A União Europeia (UE) aplicou uma multa de 120 milhões de euros (o equivalente a cerca de R$ 741,6 milhões) ao X, a plataforma de Elon Musk conhecida antes como Twitter. A decisão foi anunciada nesta sexta-feira (5) e tem como alvo práticas que os europeus consideram enganosas, principalmente em relação ao famoso selo azul de verificação e à falta de transparência sobre publicidade e acesso a dados internos da rede social.
Essa não é uma multa qualquer. Ela marca a primeira grande aplicação da Lei de Serviços Digitais (DSA), uma nova legislação criada pela UE para combater a desinformação e conteúdos ilegais que circulam online. O caso, revelado pela agência AFP, mostra a seriedade com que Bruxelas está encarando a regulamentação das grandes plataformas digitais.
Por que o X foi multado?
As investigações começaram em julho de 2024 e focaram em como o X mudou o uso do selo azul. Antes, ele era um sinal de que a identidade da pessoa ou organização dona do perfil tinha sido verificada, trazendo credibilidade e confiança. Porém, depois que Elon Musk comprou a plataforma em 2022, o selo azul virou um recurso pago, disponível para qualquer um que assinasse o serviço. Para a Comissão Europeia, essa mudança pode enganar as pessoas, fazendo-as acreditar que uma fonte de informação é confiável quando não há mais essa garantia.
A vice-presidente da Comissão responsável por questões digitais, Henna Virkkunen, deixou claro que a intenção não é censurar ninguém, mas garantir que as regras estabelecidas sejam cumpridas. Além do selo azul, outros pontos pesaram na decisão:
- Falta de clareza em anúncios: O X não foi transparente o suficiente sobre as propagandas em sua plataforma.
- Práticas enganosas: A forma como o selo azul foi implementado foi considerada enganosa.
- Dificuldade de acesso a dados: O X apresentou resistência ou dificuldade em liberar dados internos para as investigações, dificultando o trabalho das autoridades.

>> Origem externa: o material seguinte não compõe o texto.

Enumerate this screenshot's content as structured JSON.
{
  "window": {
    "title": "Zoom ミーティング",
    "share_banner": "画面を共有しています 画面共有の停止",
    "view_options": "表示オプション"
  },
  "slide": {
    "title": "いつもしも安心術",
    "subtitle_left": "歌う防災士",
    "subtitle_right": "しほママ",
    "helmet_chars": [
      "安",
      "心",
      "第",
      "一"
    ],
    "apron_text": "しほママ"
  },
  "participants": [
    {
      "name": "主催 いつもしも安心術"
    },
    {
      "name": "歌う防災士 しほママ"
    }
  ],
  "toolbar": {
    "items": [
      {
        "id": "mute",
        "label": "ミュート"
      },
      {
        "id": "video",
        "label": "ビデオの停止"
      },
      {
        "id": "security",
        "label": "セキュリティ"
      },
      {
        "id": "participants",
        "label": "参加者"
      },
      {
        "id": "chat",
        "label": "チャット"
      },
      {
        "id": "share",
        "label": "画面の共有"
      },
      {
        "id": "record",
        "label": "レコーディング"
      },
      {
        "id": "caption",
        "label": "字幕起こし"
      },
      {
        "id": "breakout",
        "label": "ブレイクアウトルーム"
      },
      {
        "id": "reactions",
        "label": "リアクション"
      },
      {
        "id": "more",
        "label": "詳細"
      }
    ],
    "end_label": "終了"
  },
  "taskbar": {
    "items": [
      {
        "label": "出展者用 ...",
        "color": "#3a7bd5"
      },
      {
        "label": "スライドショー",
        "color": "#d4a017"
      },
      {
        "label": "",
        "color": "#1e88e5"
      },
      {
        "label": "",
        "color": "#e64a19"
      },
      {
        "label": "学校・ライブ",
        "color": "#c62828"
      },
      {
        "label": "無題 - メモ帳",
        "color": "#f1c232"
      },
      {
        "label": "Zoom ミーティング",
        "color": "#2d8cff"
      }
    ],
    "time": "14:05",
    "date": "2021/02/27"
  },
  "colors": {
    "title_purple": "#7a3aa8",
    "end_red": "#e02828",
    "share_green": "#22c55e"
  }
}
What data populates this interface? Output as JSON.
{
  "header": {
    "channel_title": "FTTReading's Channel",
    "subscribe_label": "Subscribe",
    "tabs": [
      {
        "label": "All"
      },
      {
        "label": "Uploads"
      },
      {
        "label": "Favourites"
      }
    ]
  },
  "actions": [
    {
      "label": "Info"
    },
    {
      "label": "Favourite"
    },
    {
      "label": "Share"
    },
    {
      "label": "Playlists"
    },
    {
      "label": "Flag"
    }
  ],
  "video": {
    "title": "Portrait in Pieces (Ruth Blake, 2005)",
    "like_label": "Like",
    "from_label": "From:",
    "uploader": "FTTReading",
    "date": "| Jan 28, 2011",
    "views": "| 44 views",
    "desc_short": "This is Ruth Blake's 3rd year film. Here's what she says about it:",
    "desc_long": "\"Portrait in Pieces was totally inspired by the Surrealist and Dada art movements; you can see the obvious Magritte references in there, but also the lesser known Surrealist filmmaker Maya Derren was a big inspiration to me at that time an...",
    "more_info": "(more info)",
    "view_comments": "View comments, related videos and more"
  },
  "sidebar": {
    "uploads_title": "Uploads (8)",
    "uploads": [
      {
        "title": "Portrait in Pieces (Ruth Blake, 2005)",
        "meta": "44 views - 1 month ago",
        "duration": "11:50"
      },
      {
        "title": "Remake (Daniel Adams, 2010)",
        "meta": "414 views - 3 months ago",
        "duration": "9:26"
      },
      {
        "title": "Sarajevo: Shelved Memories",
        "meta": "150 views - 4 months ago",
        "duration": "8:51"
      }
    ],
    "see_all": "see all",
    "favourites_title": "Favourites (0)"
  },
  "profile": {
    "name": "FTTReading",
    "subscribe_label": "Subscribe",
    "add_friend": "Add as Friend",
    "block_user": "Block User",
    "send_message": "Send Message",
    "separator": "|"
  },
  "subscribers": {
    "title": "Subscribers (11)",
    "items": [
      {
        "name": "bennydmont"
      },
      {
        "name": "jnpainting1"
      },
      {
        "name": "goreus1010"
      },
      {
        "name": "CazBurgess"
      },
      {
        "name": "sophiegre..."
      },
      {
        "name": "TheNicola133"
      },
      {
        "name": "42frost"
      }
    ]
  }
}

A tensão política entre EUA e União Europeia
A multa contra o X rapidamente se transformou em um tema com peso político. Antes mesmo do anúncio oficial, o vice-presidente dos Estados Unidos, JD Vance, criticou a UE, afirmando que ela estaria “atacando empresas americanas por besteiras”. Elon Musk, dono do X, agradeceu publicamente o comentário de Vance, mostrando o alinhamento entre eles.
A relação próxima entre Musk e o ex-presidente Donald Trump, que já teve altos e baixos, adiciona uma camada extra de complexidade ao caso, sugerindo que a discussão vai além da simples regulamentação digital. Nas últimas semanas, representantes americanos chegaram a propor à UE que diminuísse as exigências das regras digitais em troca de uma redução nas tarifas sobre o aço. No entanto, os europeus rejeitaram a oferta, reafirmando que vão aplicar suas próprias leis.
É importante destacar que a investigação sobre a presença de conteúdos ilegais e desinformação no X ainda está em aberto. Isso significa que novas ações e punições podem surgir no futuro, caso mais irregularidades sejam encontradas.